Cowen and Co. estimated this week that subscribers grew to 49 million in August, and said that the pace of growth shows signs of accelerating. (It has a price target of $960. Amazon was trading around $833 midday Thursday.)

It's a virtuous cycle. Customers feel like they need to take advantage of the service so they order everything on Amazon. The more customers that join, the more Amazon and third-party merchants add products to the service. There really is no competition. That, plus Amazon keeps adding top-quality original TV programming, which is a further enticement.


Amazon Web Services is growing so fast — and is so profitable — that for first time Bezos has real margin to play with. (That business sold $2.89 billion in the second quarter of this year .)

That means Amazon can keep putting price pressure on Google (GOOGL) and Microsoft (MSFT) — both of which are trying to grow their cloud businesses — and still have profit to reinvest in e-commerce infrastructure.

It doesn't hurt that the cloud business means investors see Amazon at least partially as a software company — and are thus willing to pay a higher multiple for the stock. Amazon now trades at 3.3 times revenue, compared to its average price-to-sales ratio of 2.3 over the past five years, according to FactSet.
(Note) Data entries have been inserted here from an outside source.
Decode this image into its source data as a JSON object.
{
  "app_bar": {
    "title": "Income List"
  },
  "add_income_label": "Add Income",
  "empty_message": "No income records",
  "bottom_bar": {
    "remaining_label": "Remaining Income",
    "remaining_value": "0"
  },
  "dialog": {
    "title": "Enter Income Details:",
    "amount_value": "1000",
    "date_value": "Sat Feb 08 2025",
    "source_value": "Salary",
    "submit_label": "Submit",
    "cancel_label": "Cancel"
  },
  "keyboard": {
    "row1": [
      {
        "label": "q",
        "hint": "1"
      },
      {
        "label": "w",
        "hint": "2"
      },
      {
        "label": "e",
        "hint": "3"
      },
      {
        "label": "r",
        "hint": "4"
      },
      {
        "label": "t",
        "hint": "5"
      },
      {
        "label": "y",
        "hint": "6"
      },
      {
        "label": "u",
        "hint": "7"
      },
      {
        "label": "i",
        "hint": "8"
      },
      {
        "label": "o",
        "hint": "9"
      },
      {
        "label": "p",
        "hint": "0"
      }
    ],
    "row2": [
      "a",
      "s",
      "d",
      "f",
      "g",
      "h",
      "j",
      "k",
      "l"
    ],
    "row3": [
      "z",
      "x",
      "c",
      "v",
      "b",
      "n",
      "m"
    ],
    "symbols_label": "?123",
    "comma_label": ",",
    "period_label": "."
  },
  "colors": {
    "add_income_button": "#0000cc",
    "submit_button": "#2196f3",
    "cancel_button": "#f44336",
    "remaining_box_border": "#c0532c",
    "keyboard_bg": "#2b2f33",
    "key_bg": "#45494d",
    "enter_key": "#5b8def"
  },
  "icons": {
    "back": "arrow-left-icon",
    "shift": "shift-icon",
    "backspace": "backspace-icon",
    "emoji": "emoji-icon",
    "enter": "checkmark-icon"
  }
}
The company is grabbing more e-commerce market share ahead of the holidays — which is a bigger deal every year, with mobile shopping becoming easy and mainstream. (Forrester estimated that Amazon accounted for roughly 60 percent of all online sales growth in the U.S. in 2015 .)

Amazon's investments in shipping and trucking mean that people can wait until right before the holidays and still get whatever they want on time.

This is to say nothing of the successful home-grown devices, like the Echo, which is flying off shelves. (The failure of the Amazon Fire phone clearly did not deter the company.) On Amazon.com's best-sellers in the electronics category, 9 of top 10 items are Amazon products.

The company's investments in machine learning and infrastructure mean that Amazon is only going to get better about anticipating what you want, and get it to you faster.

Building on these investments will be key to Amazon's future success, according to a recent note by Evercore. "This stands to drive not only greater overall customer satisfaction through shorter delivery times, narrower delivery windows and lower overall delivery costs, but operating margin expansion for Amazon as well," analysts said in the note. (Evercore increased its price target to $1,015.)

Also worth mentioning, economic data have favored the stock recently.

Amazon is right at the intersection of two swelling industries, consumer and technology. Consumer confidence hit its highest level since the recession, a report said Tuesday, when Amazon bounced more than 2 percent, and consumer discretionary stocks led the S&P 500 (^GSPC) to close more than 13 points higher. Meanwhile, the technology sector is on pace for its best quarter since the end of 2013, up 12 percent so far.

— CNBC's Anita Balakrishnan contributed to this report.